My Mom TODAY – October 16th, 2024

It was her birthday last Monday! Happy Birthday, mamãe! This year we celebrated something truly special – she sat on the BAR. That’s right! My mom, who was told her Brazilian clothes were unacceptable here in the Bible belt, whose peers laughed at her misuse of words and misplacement of grammatical order, who endeavored simply to fit in for fear of being taken advantage of, who once felt like she had failed when she didn’t continue a career in the furniture business that had brought us here in the first place – MY MOM SAT ON THE BAR THIS YEAR!

But that’s not the only thing! Here’s a list of so many successes that I am so proud to say about my mom over the past dozen years (in no particular order)…

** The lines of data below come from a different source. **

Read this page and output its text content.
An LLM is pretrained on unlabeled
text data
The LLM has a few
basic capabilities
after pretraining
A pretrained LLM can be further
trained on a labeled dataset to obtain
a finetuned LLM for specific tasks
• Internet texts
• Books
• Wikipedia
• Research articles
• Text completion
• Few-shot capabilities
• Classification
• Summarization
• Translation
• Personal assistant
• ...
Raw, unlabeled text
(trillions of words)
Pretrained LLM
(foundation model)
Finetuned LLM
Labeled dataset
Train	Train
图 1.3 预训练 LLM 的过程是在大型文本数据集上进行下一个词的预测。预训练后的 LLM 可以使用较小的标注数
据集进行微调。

  • Maintained and advanced her position in her place of work over the course of a decade
  • Put two (very untraditional!!) kids through college
  • Bought a house
  • Got married
  • Actively supports her elderly parents back in Brazil
  • Studied for the bar over the course of three years
  • Started working out and getting stronger
  • Minimized her coffee intake – the hardest thing ever!! Lol
  • Improved her diet + nutrition
  • Been active in book club, pilates, yoga, and swimming activities
  • Developed some truly meaningful friendships with likeminded women

And most importantly of all, has simultaneously kept a positive attitude while being true to herself (and to me) about her fears and insecurities. She has accepted me for who I am – and all of my bad decisions! She accepts what she cannot change and changes what she cannot accept. She has open arms for so many in need, and knows how to draw boundaries. She is patient with people who likely don’t deserve it. My mom has grown to exemplify everything she has always preached to my brother and I, and I couldn’t be prouder to be her daughter.

I could go on and on. There are so many things my mom has done in the past that I’ve taken for granted, and so many more things she continues to do that I now know to appreciate, all of which have felt like the “magical spells” she allowed us to believe in but really have taken a lot of GRIT and GUILE to accomplish.

It has never been about how to make money, how to have luxuries, how to be popular or how to take power. It has always been about how to develop a life that brings me a sense of fulfillment within myself, whilst being stable and secure enough to not burden one another. It has always been about how to be authentically myself, and how being my authentic self contributes to the development of a wholesome and healthy community. Yes, many things have taught me all of this, but you have always been the ladybug on my shoulder, whispering words of advice that I needed but perhaps did not want to hear. Thank you for teaching me about success, mom.